April 12, 2006

Easter Thursday

Back in California, I barely noticed Easter. Not being religious, of course, I didn't pay much personal attention to it. I remember my (very Catholic) grandmother asking me what I was going to do for Easter one year and I hadn't had a clue that Easter was coming up or why I should care about it. People in California were so heterogenous that it sometimes seemed difficult to find people who cared much about Easter -- and even then, the ones who did went to church on Easter Sunday and had a nice meal with their families that evening. The people with little kids did the Easter egg hunt, because nothing celebrates the resurrection of God's only son from the dead like telling your children outrageous and bizarre lies to the effect that a rabbit breaks into your house in the middle of the night and hides multi-colored hard-boiled eggs everywhere.

Last year, when I worked at the Law Office Of The Great Man, I was quite taken aback to find that Easter Monday was a day off work. I didn't complain; Easter takes place in springtime, and the weather turns very nice here. (Even as I type, I am sitting outside on the screened porch, wearing shorts and a T-shirt, enjoying the view of the newly-green trees on Black Oak Ridge.) An unexpected day off work was pleasant, although I thought it was really silly since Easter is a) a religious holiday, not a civic one, and b) it happens on a Sunday, not a Monday. All the more unbelievable, the Great Man was displeased with me for giving the staff Veteran's Day off work -- that's a legitimate, Federal holiday, when the courts would be closed and created by an Act of Congress. But Easter Monday, sure, take that off, even if you're not Christian!

But just as I observed last year, people go a little bit nuts at Easter here in Knoxville. Everything and everybody gets a day off for Easter. I found out today that my paralegal class for tomorrow is being postponed by a week. There are no Muslim, Shinto, Buddhist, Hindu, Taoist, neo-pagan, Wiccan, or civic holidays occurring on Thursday. And when I asked my students about it last week, they hadn't a clue that Thursday is Passover; the idea of going to a Seder seemed entirely alien to them and I doubt any of my students could pick a gefilte fish out of a lineup. So apparently, my class schedule is delayed to celebrate Easter Thursday, which is a new holiday to me. But a few students seemed a little bit upset at the idea that I would want them to show up to class three days before a religious holiday.

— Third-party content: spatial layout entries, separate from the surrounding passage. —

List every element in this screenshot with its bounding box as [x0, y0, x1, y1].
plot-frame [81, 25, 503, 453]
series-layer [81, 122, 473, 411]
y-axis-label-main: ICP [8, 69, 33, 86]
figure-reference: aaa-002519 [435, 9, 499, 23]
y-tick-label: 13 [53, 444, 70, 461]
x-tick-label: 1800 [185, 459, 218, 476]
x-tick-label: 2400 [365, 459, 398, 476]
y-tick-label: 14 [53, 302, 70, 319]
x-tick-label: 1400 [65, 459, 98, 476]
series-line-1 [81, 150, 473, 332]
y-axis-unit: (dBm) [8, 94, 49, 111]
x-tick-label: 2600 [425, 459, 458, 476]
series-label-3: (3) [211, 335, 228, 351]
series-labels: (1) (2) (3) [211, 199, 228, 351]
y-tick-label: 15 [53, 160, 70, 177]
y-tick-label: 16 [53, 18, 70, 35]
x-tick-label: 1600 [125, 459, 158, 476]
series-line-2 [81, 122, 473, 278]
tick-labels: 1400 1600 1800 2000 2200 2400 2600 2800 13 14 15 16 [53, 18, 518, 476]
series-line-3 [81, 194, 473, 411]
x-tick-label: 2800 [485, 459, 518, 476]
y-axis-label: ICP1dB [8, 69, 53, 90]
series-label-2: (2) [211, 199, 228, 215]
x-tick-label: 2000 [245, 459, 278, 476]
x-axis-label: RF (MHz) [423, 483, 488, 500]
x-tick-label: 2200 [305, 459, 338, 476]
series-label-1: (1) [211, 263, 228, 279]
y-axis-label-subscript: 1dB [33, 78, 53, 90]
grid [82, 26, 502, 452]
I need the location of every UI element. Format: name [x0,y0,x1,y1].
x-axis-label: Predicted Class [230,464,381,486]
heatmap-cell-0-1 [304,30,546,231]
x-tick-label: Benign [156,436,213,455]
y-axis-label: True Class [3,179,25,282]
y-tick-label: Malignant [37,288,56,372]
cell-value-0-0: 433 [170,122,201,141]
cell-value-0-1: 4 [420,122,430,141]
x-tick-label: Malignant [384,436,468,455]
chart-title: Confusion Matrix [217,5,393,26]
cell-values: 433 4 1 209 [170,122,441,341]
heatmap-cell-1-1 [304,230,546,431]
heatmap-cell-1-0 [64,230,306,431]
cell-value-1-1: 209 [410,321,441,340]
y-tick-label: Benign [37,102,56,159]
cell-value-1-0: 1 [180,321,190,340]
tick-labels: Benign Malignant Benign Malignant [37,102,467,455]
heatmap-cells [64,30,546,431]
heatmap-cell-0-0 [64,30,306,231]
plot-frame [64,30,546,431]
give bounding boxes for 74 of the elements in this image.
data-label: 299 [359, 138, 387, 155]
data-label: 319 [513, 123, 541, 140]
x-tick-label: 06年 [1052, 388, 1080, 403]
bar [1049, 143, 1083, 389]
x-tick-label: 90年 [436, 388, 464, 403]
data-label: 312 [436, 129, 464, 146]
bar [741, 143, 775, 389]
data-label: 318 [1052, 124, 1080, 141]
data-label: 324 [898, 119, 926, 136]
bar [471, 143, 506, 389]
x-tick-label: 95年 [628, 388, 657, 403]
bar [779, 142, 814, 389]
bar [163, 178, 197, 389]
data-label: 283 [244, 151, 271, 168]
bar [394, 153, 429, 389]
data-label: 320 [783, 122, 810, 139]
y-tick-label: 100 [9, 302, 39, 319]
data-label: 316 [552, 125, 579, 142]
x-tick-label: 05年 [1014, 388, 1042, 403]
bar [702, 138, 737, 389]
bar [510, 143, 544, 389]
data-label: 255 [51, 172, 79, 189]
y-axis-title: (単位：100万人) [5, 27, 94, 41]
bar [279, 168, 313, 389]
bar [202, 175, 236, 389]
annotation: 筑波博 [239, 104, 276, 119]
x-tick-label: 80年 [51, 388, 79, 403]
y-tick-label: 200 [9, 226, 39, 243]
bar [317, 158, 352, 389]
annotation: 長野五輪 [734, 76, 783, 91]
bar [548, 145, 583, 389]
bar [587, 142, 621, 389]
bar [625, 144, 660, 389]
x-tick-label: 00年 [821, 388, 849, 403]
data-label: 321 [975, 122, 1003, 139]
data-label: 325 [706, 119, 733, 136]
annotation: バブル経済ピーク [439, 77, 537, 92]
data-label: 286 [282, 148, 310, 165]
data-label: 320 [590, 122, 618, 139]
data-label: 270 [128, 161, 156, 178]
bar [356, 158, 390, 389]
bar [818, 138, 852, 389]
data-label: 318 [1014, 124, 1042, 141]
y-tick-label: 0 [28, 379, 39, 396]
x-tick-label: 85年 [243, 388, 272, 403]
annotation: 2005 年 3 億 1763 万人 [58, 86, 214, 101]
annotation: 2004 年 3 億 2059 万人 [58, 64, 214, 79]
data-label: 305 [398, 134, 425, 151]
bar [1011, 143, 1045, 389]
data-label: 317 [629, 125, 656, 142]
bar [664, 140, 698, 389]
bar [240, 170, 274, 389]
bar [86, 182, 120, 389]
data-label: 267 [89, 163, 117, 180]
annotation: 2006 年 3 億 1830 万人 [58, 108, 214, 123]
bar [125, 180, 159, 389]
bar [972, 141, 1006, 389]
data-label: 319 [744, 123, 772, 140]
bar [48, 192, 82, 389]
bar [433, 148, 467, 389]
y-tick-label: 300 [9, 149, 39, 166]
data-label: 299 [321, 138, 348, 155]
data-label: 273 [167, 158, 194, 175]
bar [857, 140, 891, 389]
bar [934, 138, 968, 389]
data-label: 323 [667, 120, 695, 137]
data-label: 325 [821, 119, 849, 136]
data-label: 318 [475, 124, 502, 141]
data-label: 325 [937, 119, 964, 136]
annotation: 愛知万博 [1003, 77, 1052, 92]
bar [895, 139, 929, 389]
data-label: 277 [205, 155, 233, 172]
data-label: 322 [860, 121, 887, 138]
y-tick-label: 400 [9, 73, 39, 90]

Just another blurring of the line between the secular and the sectarian that happens here in the land where the Bible Belt is buckled, I suppose. And for the most part, I'm pretty much out on my own in being bemused by that fact -- everyone else here seems to take treating Easter as a civic holiday as a presumption, because of course it hasn't ever occurred to them that some people don't celebrate Easter.

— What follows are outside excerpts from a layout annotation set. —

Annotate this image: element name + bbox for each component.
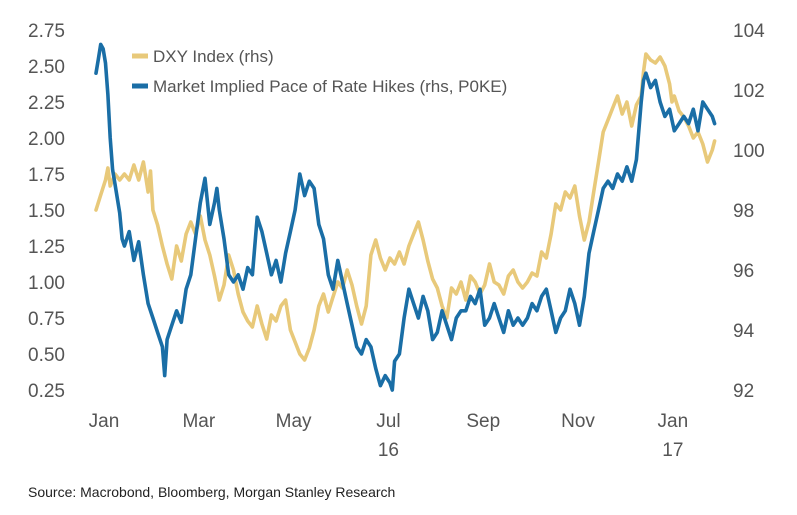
x-tick-label: Jan xyxy=(89,411,120,432)
legend-label: Market Implied Pace of Rate Hikes (rhs, … xyxy=(153,77,507,96)
right-tick-label: 94 xyxy=(733,321,755,342)
left-tick-label: 2.50 xyxy=(28,57,65,78)
x-tick-label: Sep xyxy=(466,411,500,432)
x-tick-label: Jul xyxy=(376,411,400,432)
left-tick-label: 1.75 xyxy=(28,165,65,186)
series-layer xyxy=(94,42,717,392)
left-tick-label: 2.00 xyxy=(28,129,65,150)
left-tick-label: 0.25 xyxy=(28,381,65,402)
left-tick-label: 2.25 xyxy=(28,93,65,114)
legend: DXY Index (rhs) Market Implied Pace of Ra… xyxy=(132,47,507,96)
legend-label: DXY Index (rhs) xyxy=(153,47,274,66)
right-axis: 104 102 100 98 96 94 92 xyxy=(733,21,765,402)
right-tick-label: 102 xyxy=(733,81,765,102)
left-tick-label: 1.25 xyxy=(28,237,65,258)
left-tick-label: 1.00 xyxy=(28,273,65,294)
left-tick-label: 2.75 xyxy=(28,21,65,42)
right-tick-label: 104 xyxy=(733,21,765,42)
dxy-line xyxy=(94,52,717,362)
right-tick-label: 92 xyxy=(733,381,754,402)
market-implied-line xyxy=(94,42,717,392)
x-tick-year: 16 xyxy=(378,440,399,461)
right-tick-label: 96 xyxy=(733,261,754,282)
x-tick-label: Mar xyxy=(182,411,215,432)
x-tick-label: May xyxy=(276,411,312,432)
source-note: Source: Macrobond, Bloomberg, Morgan Sta… xyxy=(28,484,396,500)
left-tick-label: 0.75 xyxy=(28,309,65,330)
x-tick-label: Jan xyxy=(658,411,689,432)
right-tick-label: 100 xyxy=(733,141,765,162)
x-tick-label: Nov xyxy=(561,411,595,432)
left-axis: 2.75 2.50 2.25 2.00 1.75 1.50 1.25 1.00 0.75 0.50… xyxy=(28,21,65,402)
x-axis: Jan Mar May Jul 16 Sep Nov Jan 17 xyxy=(89,411,688,461)
left-tick-label: 0.50 xyxy=(28,345,65,366)
x-tick-year: 17 xyxy=(662,440,683,461)
left-tick-label: 1.50 xyxy=(28,201,65,222)
right-tick-label: 98 xyxy=(733,201,754,222)
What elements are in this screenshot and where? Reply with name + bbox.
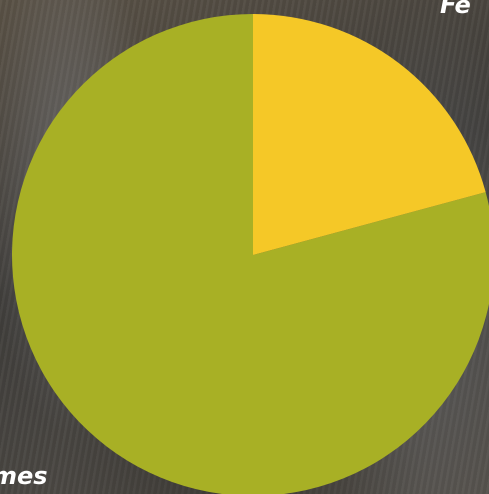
slice-label-hommes: Fe <box>440 0 471 19</box>
pie-slices <box>12 14 489 494</box>
slice-label-femmes: mes <box>0 462 48 490</box>
pie-slice-hommes <box>253 14 486 255</box>
pie-slice-femmes <box>12 14 489 494</box>
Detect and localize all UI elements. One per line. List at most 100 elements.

Maybe tomorrow to commemorate Easter Thursday, I will buy some horseshoes. We have a horseshoe pit in the back yard here at La Casita Knoxvilla, and haven't had any opportunity to use them. Horseshoes is the sort of game that you see being played every once in a while and you wonder how people ever get good at it because let's face it, most people don't exactly use a lot of horseshoes in daily life anymore. And horseshoes have as much relevance to Easter in my world view as does having to give my students Thursday off class.

3 comments:

Salsola said...

Two people at my office are celebrating Passover. We just had a fun discussion over dinner before mediating at a the local Zendo about the establishment clause and the local city's failure to respect it. Check out Sunday’s paper. We all got kinda worked up about it, but, maybe we don't know how good we got it.

Anonymous said...

It's actually Holy Thursday. I attended a great seder last night that combined a ton of yummy food (and wine, and wine, and wine, and wine) with the chaos of four kids under the age of five, who had little to no interest in the formal aspects of the evening, not even Uncle Eli's Haggadah. Oh well.

Burt Likko said...

Holy Thursday, Batman! I'm not in touch with Catholicism these days, am I?